When we look at large scale B2B tech purchases, it’s still boomers making these decisions for businesses across the world. And that’s not likely to change anytime soon. According to the California Association of Business Brokers, Boomers aged 45 to 64 form businesses at a higher rate than any other age group, and the vast majority of the 12 million businesses expected to change hands over the next 10 years will be in the form of boomer-to-boomer sales. 



So how can B2B tech companies most effectively reach these boomer decision-makers? It all boils down to reputation. Baby boomers are less responsive to sweeping marketing claims, according to research conducted by the Marketing Insider Group. With 80% of their purchases driven by practical reasons, boomers are far more likely to turn to industry analysts to make informed purchasing decisions compared to their millennial counterparts. As such, they want to see proof that their next enterprise system works well, from sources they can trust.

For B2B sales teams, this means investing in “surround-selling techniques” — that is, marketing your enterprise systems not just to the chief executive you’re looking to sell to directly, but also to the review sites and analysts who will be talking to these decision makers. Surround-selling also means developing a sales team that can do face-to-face meeting with prospects as well as analysts, while simultaneously investing in a robust digital presence with strong customer testimonials and an up-to-date website free of marketing jargon.

These tactics — focusing on educational copy and credible surrogates — work equally as well from the advertising side. Boomers are most likely to respond to sources they deem to be trustworthy, according to research from Synchrony Financial. This means traditional media buys in legacy newspapers such as the Wall Street Journal are probably a safe bet, along with established community sites and associations where your target audience actively participates in industry discussions.

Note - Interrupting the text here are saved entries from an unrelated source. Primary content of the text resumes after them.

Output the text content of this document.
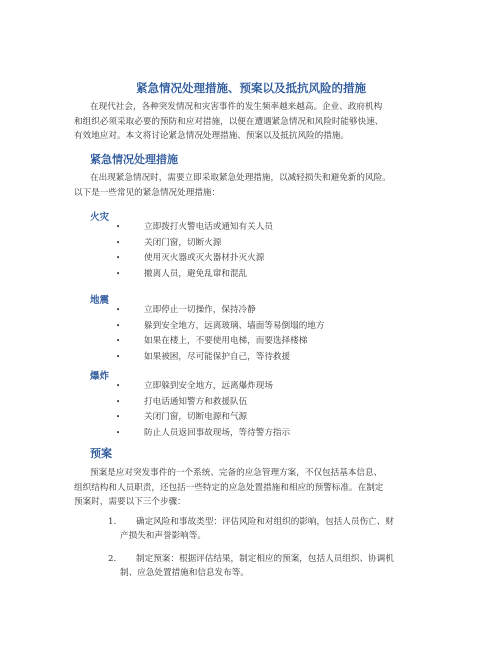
紧急情况处理措施、预案以及抵抗风险的措施
在现代社会，各种突发情况和灾害事件的发生频率越来越高。企业、政府机构
和组织必须采取必要的预防和应对措施，以便在遭遇紧急情况和风险时能够快速、
有效地应对。本文将讨论紧急情况处理措施、预案以及抵抗风险的措施。
紧急情况处理措施
在出现紧急情况时，需要立即采取紧急处理措施，以减轻损失和避免新的风险。
以下是一些常见的紧急情况处理措施：
火灾
•	立即拨打火警电话或通知有关人员
•	关闭门窗，切断火源
•	使用灭火器或灭火器材扑灭火源
•	撤离人员，避免乱窜和混乱
地震
•	立即停止一切操作，保持冷静
•	躲到安全地方，远离玻璃、墙面等易倒塌的地方
•	如果在楼上，不要使用电梯，而要选择楼梯
•	如果被困，尽可能保护自己，等待救援
爆炸
•	立即躲到安全地方，远离爆炸现场
•	打电话通知警方和救援队伍
•	关闭门窗，切断电源和气源
•	防止人员返回事故现场，等待警方指示
预案
预案是应对突发事件的一个系统、完备的应急管理方案，不仅包括基本信息、
组织结构和人员职责，还包括一些特定的应急处置措施和相应的预警标准。在制定
预案时，需要以下三个步骤：
1.	确定风险和事故类型：评估风险和对组织的影响，包括人员伤亡、财
产损失和声誉影响等。
2.	制定预案：根据评估结果，制定相应的预案，包括人员组织、协调机
制、应急处置措施和信息发布等。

By marketing through online communities and associations, you can directly reach boomer decision-makers, while benefiting from the “trustworthy afterglow” that comes from linking your brand to dependable groups these boomers already trust. 

Luckily, these types of advertising outlets lend themselves to a more in-depth style of ad, which boomers respond well to. A study by visual engagement analytics firm Sticky found that baby boomers engage with digital ads significantly longer than millennials, which means they’re more likely to be reading copy and considering claims, rather than simply glancing over flashy stimuli. 

It’s time for B2B marketers to do better when it comes to targeting boomer decision-makers. This generation understands the critical role of technology in the workplace and wants to make a sophisticated decision that positively impacts their business. By utilizing analysts and associations, and placing educational advertisements on key legacy and industry-specific sites, you’ll be able to best connect with the hands that control the purchases of enterprise tech.